Since the premiership was still an unofficial title conferred largely by press consensus, there was nothing within laws of the Association to deal specifically with the matter of the premiership; and, therefore there was no formal avenue through which to protest its inclusion. The Sportsman newspaper published a lengthy opinion on the matter in late July, favouring the inclusion of the match in the premiership. It referred in particular to Association Rule 3 which stated:
3. The Football Season shall commence on the first Saturday in May, and terminate on the 30th September.
(a) Week-day matches – except 24th May [Queen's Birthday] – shall not be recognised by the Association.
and concluded that since the match wasn't specifically excluded by Rule 3a that it should be included. The Sportsman also noted that while Rule 18 related to the appointment of the umpires was contravened, that this should have been resolved by penalising the clubs, not by invalidating the match.

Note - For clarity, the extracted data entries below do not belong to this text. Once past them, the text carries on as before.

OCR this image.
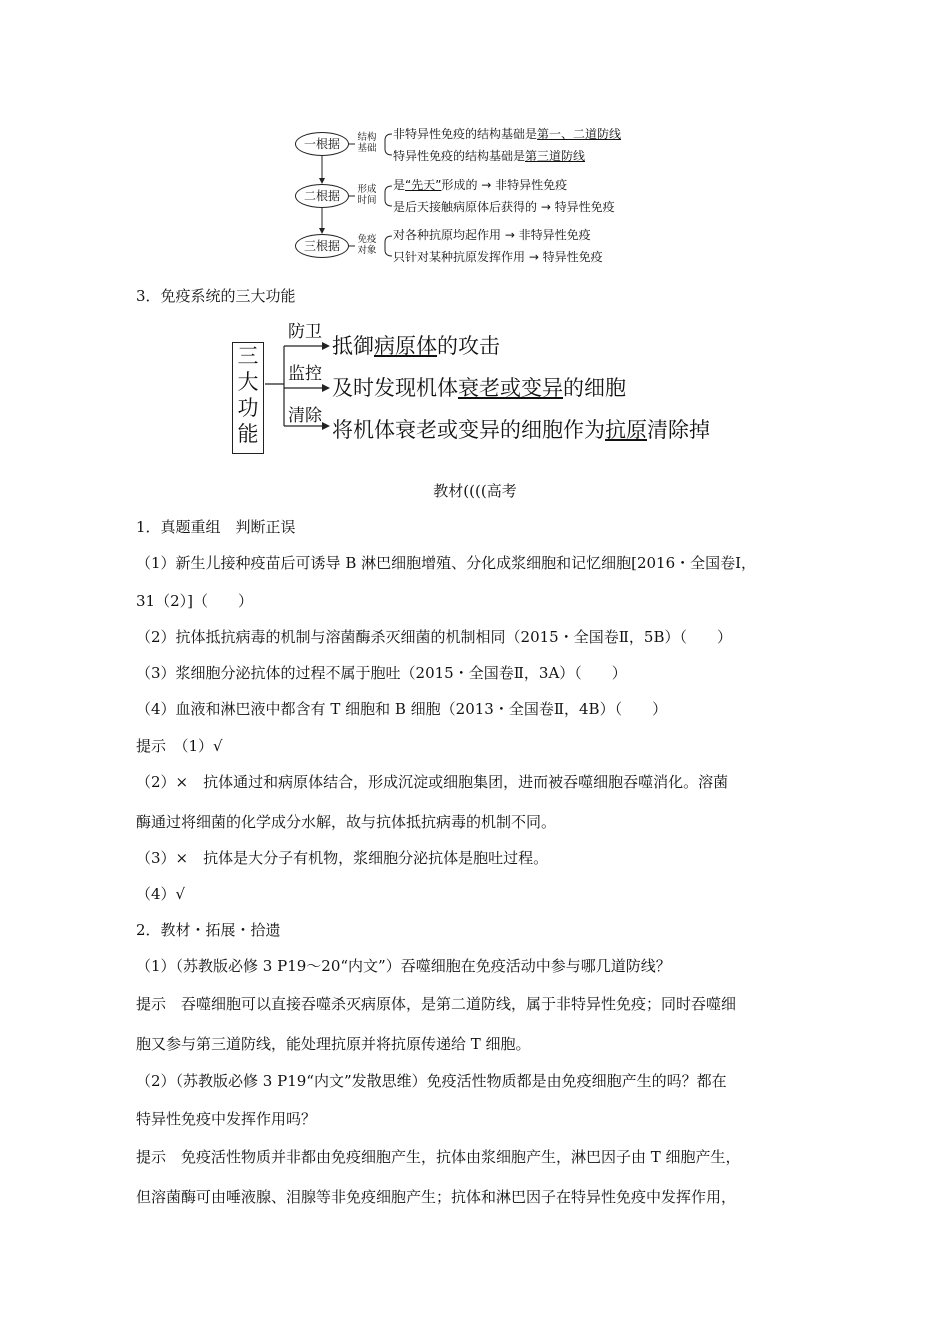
一根据	结构基础
非特异性免疫的结构基础是第一、二道防线
特异性免疫的结构基础是第三道防线
二根据	形成时间
是“先天”形成的 → 非特异性免疫
是后天接触病原体后获得的 → 特异性免疫
三根据	免疫对象
对各种抗原均起作用 → 非特异性免疫
只针对某种抗原发挥作用 → 特异性免疫
3．免疫系统的三大功能
三
大
功
能
防卫
监控
清除
抵御病原体的攻击
及时发现机体衰老或变异的细胞
将机体衰老或变异的细胞作为抗原清除掉
教材((((高考
1．真题重组　判断正误
（1）新生儿接种疫苗后可诱导 B 淋巴细胞增殖、分化成浆细胞和记忆细胞[2016・全国卷Ⅰ，
31（2）]（　　）
（2）抗体抵抗病毒的机制与溶菌酶杀灭细菌的机制相同（2015・全国卷Ⅱ，5B）（　　）
（3）浆细胞分泌抗体的过程不属于胞吐（2015・全国卷Ⅱ，3A）（　　）
（4）血液和淋巴液中都含有 T 细胞和 B 细胞（2013・全国卷Ⅱ，4B）（　　）
提示　（1）√
（2）×　抗体通过和病原体结合，形成沉淀或细胞集团，进而被吞噬细胞吞噬消化。溶菌
酶通过将细菌的化学成分水解，故与抗体抵抗病毒的机制不同。
（3）×　抗体是大分子有机物，浆细胞分泌抗体是胞吐过程。
（4）√
2．教材・拓展・拾遗
（1）（苏教版必修 3 P19～20“内文”）吞噬细胞在免疫活动中参与哪几道防线？
提示　吞噬细胞可以直接吞噬杀灭病原体，是第二道防线，属于非特异性免疫；同时吞噬细
胞又参与第三道防线，能处理抗原并将抗原传递给 T 细胞。
（2）（苏教版必修 3 P19“内文”发散思维）免疫活性物质都是由免疫细胞产生的吗？都在
特异性免疫中发挥作用吗？
提示　免疫活性物质并非都由免疫细胞产生，抗体由浆细胞产生，淋巴因子由 T 细胞产生，
但溶菌酶可由唾液腺、泪腺等非免疫细胞产生；抗体和淋巴因子在特异性免疫中发挥作用，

The matter was discussed at the Association's general meeting on 12 August. Although there was no formal protest and the Association had no rules governing the premiership, delegates noted that "it was desirable, for the sake of the public, to answer the question of whether or not the match counted." Following discussion, a motion was carried that the match should be counted.

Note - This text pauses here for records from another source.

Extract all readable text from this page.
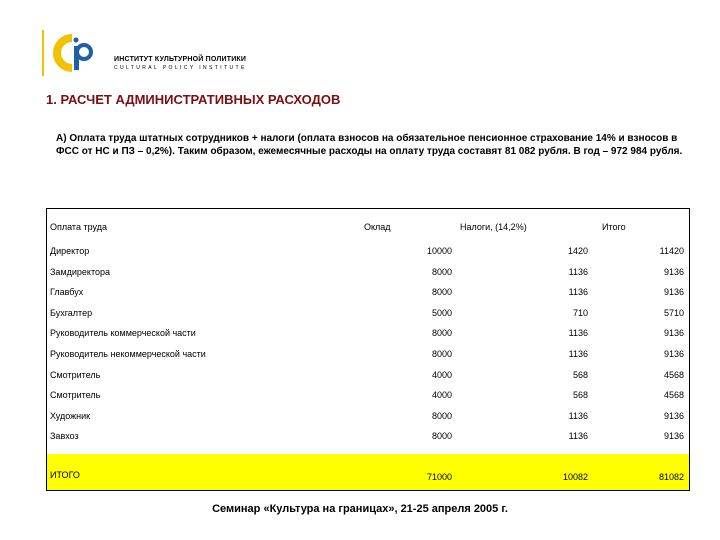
ИНСТИТУТ КУЛЬТУРНОЙ ПОЛИТИКИ
CULTURAL POLICY INSTITUTE
1. РАСЧЕТ АДМИНИСТРАТИВНЫХ РАСХОДОВ
А) Оплата труда штатных сотрудников + налоги (оплата взносов на обязательное пенсионное страхование 14% и взносов в ФСС от НС и ПЗ – 0,2%). Таким образом, ежемесячные расходы на оплату труда составят 81 082 рубля. В год – 972 984 рубля.
Оплата труда	Оклад	Налоги, (14,2%)	Итого
Директор	10000	1420	11420
Замдиректора	8000	1136	9136
Главбух	8000	1136	9136
Бухгалтер	5000	710	5710
Руководитель коммерческой части	8000	1136	9136
Руководитель некоммерческой части	8000	1136	9136
Смотритель	4000	568	4568
Смотритель	4000	568	4568
Художник	8000	1136	9136
Завхоз	8000	1136	9136
ИТОГО	71000	10082	81082
Семинар «Культура на границах», 21-25 апреля 2005 г.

Had Geelong been successful in having the match excluded from the premiership, ceteris paribus, it and Carlton would each have finished with only one defeat for the season, and a playoff match would likely have been arranged to decide the premiership. The 1887 season was the last premiership decided in this informal manner, and a formal Association-endorsed method for determining the premiership was introduced from 1888.

==Senior club records==
The below table details the records of the eighteen clubs in senior matches during the 1887 season. Saturday matches and matches played on Queen's Birthday were counted towards the premiership, but matches played on the celebration the Golden Jubilee were not counted.

The clubs are listed in the order in which they were ranked in the Sportsman newspaper. The VFA had no formal process by which the clubs were ranked, so the below order should be considered indicative only, particularly since the fixturing of matches was not standardised; however, the top three placings were later acknowledged in publications including the Football Record and are considered official.

| Pos | Team | Pld | W | L | D | GF | GA |
|---|---|---|---|---|---|---|---|
| 1 | Carlton (P) | 18 | 15 | 1 | 2 | 94 | 43 |
| 2 | Geelong | 21 | 16 | 2 | 3 | 110 | 57 |
| 3 | South Melbourne | 20 | 12 | 4 | 4 | 103 | 53 |
|  | Fitzroy | 20 | 11 | 4 | 5 | 71 | 56 |
|  | Port Melbourne | 20 | 12 | 6 | 2 | 97 | 50 |
|  | Williamstown | 19 | 9 | 8 | 2 | 64 | 73 |
|  | Richmond | 19 | 8 | 8 | 3 | 63 | 70 |
|  | Hotham | 18 | 6 | 8 | 4 | 73 | 79 |
|  | Essendon | 16 | 5 | 9 | 2 | 49 | 67 |
|  | Melbourne | 18 | 6 | 10 | 2 | 64 | 80 |
|  | Prahran | 18 | 5 | 11 | 2 | 42 | 75 |
|  | University | 17 | 4 | 13 | 0 | 45 | 94 |
|  | Ballarat Imperial | 13 | 6 | 4 | 3 | 52 | 44 |
|  | Ballarat | 13 | 5 | 6 | 2 | 49 | 43 |
|  | St Kilda | 18 | 4 | 13 | 1 | 48 | 95 |
|  | South Williamstown | 18 | 3 | 13 | 2 | 35 | 78 |
|  | South Ballarat | 10 | 3 | 2 | 5 | 50 | 40 |
|  | Footscray | 14 | 2 | 10 | 2 | 25 | 47 |

==Notable events==
- president Frank Grey Smith replaced James Garton as president of the Association. Garton had presided since 1882.
- Prior to the season, the distance between each goalpost and its adjacent kick-off post (behind post) was reduced from twenty yards to ten yards, greatly reducing the area through which a team would be credited a behind.